Вырубала Кнут шёл впереди, рассекая ненастье мощной грудью. За ним, вцепившись в его мокрую рубаху, волочилась Вася. Попрошайка Сява пританцовывал то с одной стороны, то с другой, норовя хоть как-то спастись от ветра. Культя скулил где-то сзади. У него устали руки, и он уже не мог держать таз над головой. Критик взывал к Великому Кузьмичу, к Партии, падал, вставал, осенял себя звездой и громко, на всю округу, честил то проклятых буржуев, то Сяву самыми мерзкими словами.
— Наверное, мы идём туда, не знаю куда! — кричал Культя. — Связался я с вами на свою голову.

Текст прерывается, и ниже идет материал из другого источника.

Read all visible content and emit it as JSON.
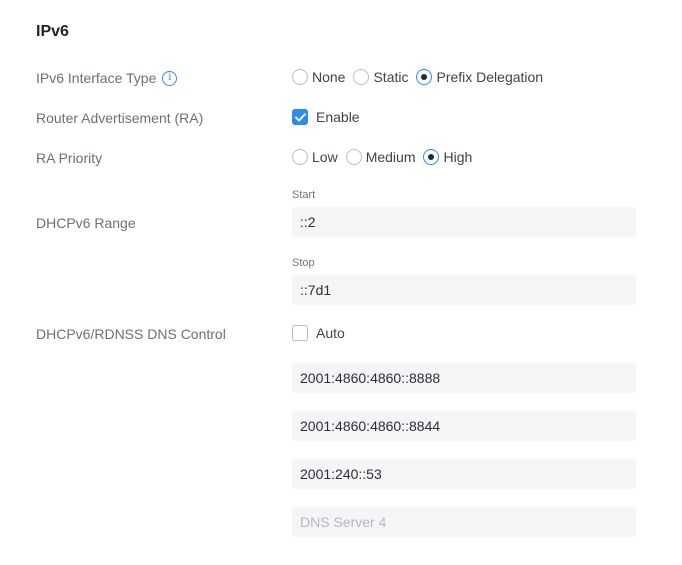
{
  "section": {
    "title": "IPv6"
  },
  "ipv6_interface_type": {
    "label": "IPv6 Interface Type",
    "info_icon_glyph": "i",
    "options": [
      "None",
      "Static",
      "Prefix Delegation"
    ],
    "selected": "Prefix Delegation"
  },
  "router_advertisement": {
    "label": "Router Advertisement (RA)",
    "checkbox_label": "Enable",
    "checked": true
  },
  "ra_priority": {
    "label": "RA Priority",
    "options": [
      "Low",
      "Medium",
      "High"
    ],
    "selected": "High"
  },
  "dhcpv6_range": {
    "label": "DHCPv6 Range",
    "start_label": "Start",
    "start_value": "::2",
    "stop_label": "Stop",
    "stop_value": "::7d1"
  },
  "dns_control": {
    "label": "DHCPv6/RDNSS DNS Control",
    "checkbox_label": "Auto",
    "checked": false,
    "servers": [
      {
        "value": "2001:4860:4860::8888",
        "placeholder": ""
      },
      {
        "value": "2001:4860:4860::8844",
        "placeholder": ""
      },
      {
        "value": "2001:240::53",
        "placeholder": ""
      },
      {
        "value": "",
        "placeholder": "DNS Server 4"
      }
    ]
  },
  "colors": {
    "accent": "#2d8cf0",
    "radio_dot": "#1d2a3a",
    "input_bg": "#f4f5f6",
    "label_text": "#6b7078"
  }
}
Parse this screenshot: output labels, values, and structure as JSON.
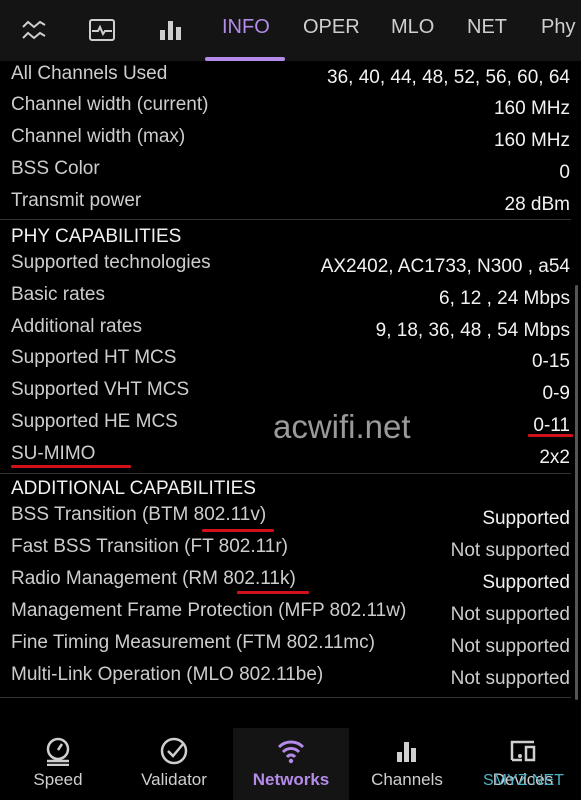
{
  "tabs": {
    "items": [
      "INFO",
      "OPER",
      "MLO",
      "NET",
      "Phy"
    ],
    "active": "INFO",
    "icons": [
      "signal-waves-icon",
      "monitor-pulse-icon",
      "bar-chart-icon"
    ]
  },
  "rows_top": [
    {
      "label": "All Channels Used",
      "value": "36, 40, 44, 48, 52, 56, 60, 64"
    },
    {
      "label": "Channel width (current)",
      "value": "160 MHz"
    },
    {
      "label": "Channel width (max)",
      "value": "160 MHz"
    },
    {
      "label": "BSS Color",
      "value": "0"
    },
    {
      "label": "Transmit power",
      "value": "28 dBm"
    }
  ],
  "phy": {
    "heading": "PHY CAPABILITIES",
    "rows": [
      {
        "label": "Supported technologies",
        "value": "AX2402, AC1733, N300 , a54"
      },
      {
        "label": "Basic rates",
        "value": "6, 12 , 24 Mbps"
      },
      {
        "label": "Additional rates",
        "value": "9, 18, 36, 48 , 54 Mbps"
      },
      {
        "label": "Supported HT MCS",
        "value": "0-15"
      },
      {
        "label": "Supported VHT MCS",
        "value": "0-9"
      },
      {
        "label": "Supported HE MCS",
        "value": "0-11"
      },
      {
        "label": "SU-MIMO",
        "value": "2x2"
      }
    ]
  },
  "additional": {
    "heading": "ADDITIONAL CAPABILITIES",
    "rows": [
      {
        "label": "BSS Transition (BTM 802.11v)",
        "value": "Supported"
      },
      {
        "label": "Fast BSS Transition (FT 802.11r)",
        "value": "Not supported"
      },
      {
        "label": "Radio Management (RM 802.11k)",
        "value": "Supported"
      },
      {
        "label": "Management Frame Protection (MFP 802.11w)",
        "value": "Not supported"
      },
      {
        "label": "Fine Timing Measurement (FTM 802.11mc)",
        "value": "Not supported"
      },
      {
        "label": "Multi-Link Operation (MLO 802.11be)",
        "value": "Not supported"
      }
    ]
  },
  "watermark": "acwifi.net",
  "watermark2": "SMYZ.NET",
  "bottom_nav": {
    "items": [
      {
        "label": "Speed",
        "icon": "speedometer-icon"
      },
      {
        "label": "Validator",
        "icon": "check-circle-icon"
      },
      {
        "label": "Networks",
        "icon": "wifi-icon"
      },
      {
        "label": "Channels",
        "icon": "bar-chart-icon"
      },
      {
        "label": "Devices",
        "icon": "devices-icon"
      }
    ],
    "active": "Networks"
  },
  "colors": {
    "accent": "#b48be8",
    "highlight": "#d0101a"
  }
}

Много дней назад попрошайка Сява убедил всю их компанию отправиться в поход на юг, уверяя, что там тепло, много продуктов, есть такая еда — орехи и что тамошние тыквочки, в отличие от нашенских — сладкие.
Товарищи не реагировали на вопли критика, продолжая целеустремлённое продвижение вперёд. Все знали, что Члены Политбюро уже наверняка приняли неотложные меры, чтобы прогнать непогоду с бескрайних просторов Коммунякии.
К вечеру измотанные ненастьем бродяги почувствовали близость населённого пункта. Проступили тропы. Сбегаясь и ширясь, они превратились в дорогу, идти по которой было не легче, чем по полям. Дождь почти иссяк. Лопнули грязные тучи, небо заискрилось голубыми прожилками. Занемогший ветер притих.
Город, в который забрели путники, оказался самым настоящим городом, сплошь состоящим из древних грибов, рухнувших от старости много веков назад. Большие кучи бетонных обломков были когда-то девятиэтажками, кучи поменьше — пяти. Невдалеке, без крыш, стекол и дверей расположились несколько кирпичных строений, в которых тоже никто не жил. Ветер продувал там всё насквозь, да кое-какие обломки с грохотом падали вниз по причине земного тяготения. Когда-то в этих окаменевших грибах можно было жить, но они неумолимо приходили в негодность от климатических невзгод, упрямо насылаемых проклятыми капиталистами. Поэтому люди селились в норках, обитали в щелях железобетонных груд, а наиболее трудолюбивые сооружали землянки.